Synopsys recently released a report, “Peril in a Pandemic: The State of Mobile Application Security,” produced by its Cybersecurity Research Center (CyRC), examining the state of mobile application security during the COVID-19 pandemic. The study encompassed 3,335 of the most popular Android mobile applications on the Google Play Store as of the first quarter of 2021.
Leveraging Synopsys’ Black Duck Binary Analysis, the CyRC found that the majority of applications (63%) contained open source components with known vulnerabilities. The CyRC also uncovered other concerning security issues, including sensitive data exposure and excessive mobile permissions.
The analysis focused on 18 popular mobile application categories that grew explosively due to the pandemic and the lockdowns that made it necessary to access everything from work to gyms to classrooms from home. These categories included education, business, and health and fitness. The CyRC found that at least one-third of the applications in all 18 categories contained known vulnerabilities.
The state of mobile application security
Open source vulnerabilities in mobile applications are pervasive. Consumers often assume that applications — especially those that are particularly sensitive, like banking — are secure, but that’s not always the case. The CyRC found that vulnerable apps contained an average of 39 vulnerabilities, and in total, identified more than 3,000 unique vulnerabilities that appeared more than 82,000 times.
Information leakage is a problem. Information leakage occurs when developers inadvertently leave behind sensitive data or personal information in the source code of the applications they are developing. In the wrong hands, this information can provide clues and assist malicious actors in gaining access to a system. The CyRC discovered thousands of cases of information leakage in the apps it examined.

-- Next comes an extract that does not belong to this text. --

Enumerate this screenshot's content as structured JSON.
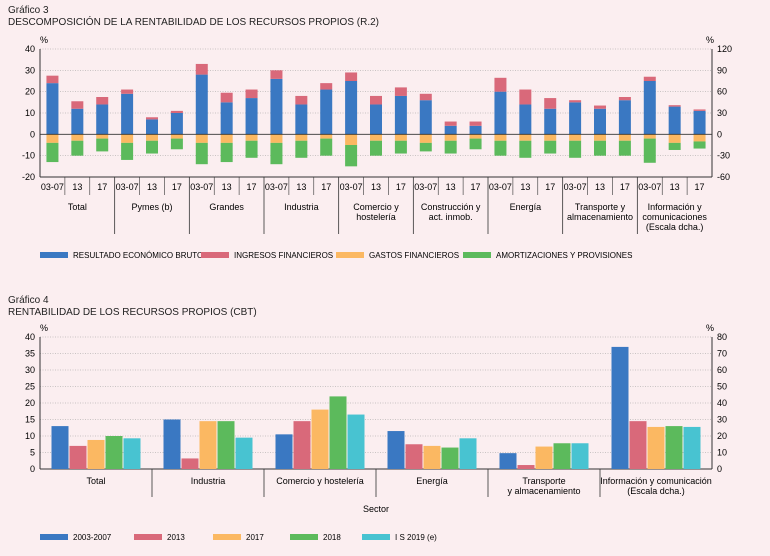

Mobile permissions are excessive. The level of permissions required by an application to function properly varies, however, it should never exceed what is absolutely necessary. The CyRC’s analysis of mobile application security discovered a multitude of arguably egregious permission requirements. One app required 11 permissions that Google classifies as “Protection Level: Dangerous.” Another app with over 5 million downloads required a total of 56 permissions, 31 of which Google classifies as “Protection Level: Dangerous” or as signature permissions that are not to be used by third-party apps. There is simply no reason for this level of access to a user’s device.
Key findings by category
Overall, at least 80% of the applications in the top 6 of the 18 categories contained known vulnerabilities, including games and banking, budgeting, and payment apps.
The lifestyle and health and fitness categories both had the lowest percentage of vulnerable apps, at 36%.
The banking, payment, and budgeting categories all had the highest average number of mobile device permissions required, well above the overall average of 18.